The second character is Gunther, a Nazi and former prison guard who moves to Mineola, N.Y., after World War II. His life in America is empty and he reminisces about the days when he tortured Jews, when his life had a purpose.
Gunther's son, Conrad offers readers the third point of view. Racked with guilt, he fantasizes about interviewing his father and searches for a way to reconcile the laments of his ancestry.
Freese says he wrote the book as a departure from what he calls the "sweetening of the Holocaust."
The author says books used to introduce the Holocaust to children, such as "The Diary of Anne Frank," do not deal with the true darkness of torture.
"I'd like to read the book 15 weeks after she's been in a death camp," he says.
Most people don't know the truth about the Holocaust, Freese says. Cannibalism was practiced in the death camps, he says.
He defends the graphic language used in his book because he says that it's his job as a writer to educate.
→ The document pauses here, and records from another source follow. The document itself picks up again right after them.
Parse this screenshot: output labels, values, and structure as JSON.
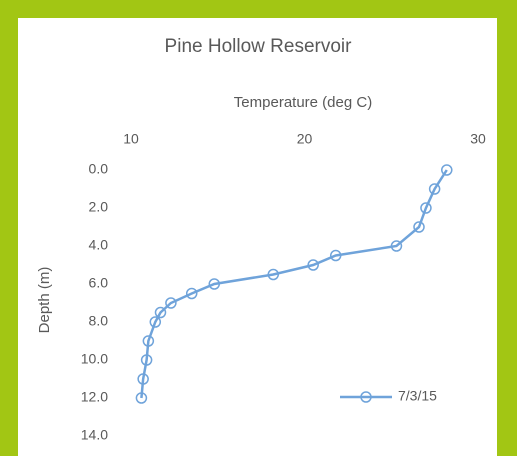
{
  "chart_data": {
    "type": "line",
    "title": "Pine Hollow Reservoir",
    "x_label": "Temperature (deg C)",
    "y_label": "Depth (m)",
    "xlim": [
      10,
      30
    ],
    "xticks": [
      10,
      20,
      30
    ],
    "x_axis_position": "top",
    "ylim": [
      0,
      14
    ],
    "y_inverted": true,
    "yticks": [
      {
        "value": 0,
        "label": "0.0"
      },
      {
        "value": 2,
        "label": "2.0"
      },
      {
        "value": 4,
        "label": "4.0"
      },
      {
        "value": 6,
        "label": "6.0"
      },
      {
        "value": 8,
        "label": "8.0"
      },
      {
        "value": 10,
        "label": "10.0"
      },
      {
        "value": 12,
        "label": "12.0"
      },
      {
        "value": 14,
        "label": "14.0"
      }
    ],
    "grid": false,
    "legend": "lower right",
    "series": [
      {
        "name": "7/3/15",
        "color": "#6fa3da",
        "x": [
          28.2,
          27.5,
          27.0,
          26.6,
          25.3,
          21.8,
          20.5,
          18.2,
          14.8,
          13.5,
          12.3,
          11.7,
          11.4,
          11.0,
          10.9,
          10.7,
          10.6
        ],
        "values": [
          0,
          1,
          2,
          3,
          4,
          4.5,
          5,
          5.5,
          6,
          6.5,
          7,
          7.5,
          8,
          9,
          10,
          11,
          12
        ]
      }
    ]
  }
}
"I want to be in your face. I am a Nazi and so are you, because we as a species are capable of killing our fellow man," says Freese. "But we can't teach because it's too frightening. We can't tell a child that we're capable of genocide. That's scary."
Freese spent 25 years working as a psychotherapist in New York and during that time worked with Holocaust survivors. He says he used their testimony in the book.
"The research done for this book is beyond compare," says Roe.
Freese describes himself as having a wild sense of humor touched by sadness. He was heavily influenced by what he calls the romantic revolution of the 1960s.
However, "The only thing I smoked was salami," he says.
He used personal tragedy to write parts of the book. Freese's wife died in a car accident in 1999 and one of his daughters committed suicide.
Writing is a way of working on yourself, he says. Writing is a way to express yourself and see yourself, but many people don't want to look.
Freese says writing is like therapy: The point is to see.
"What you do after that is up to you," he says.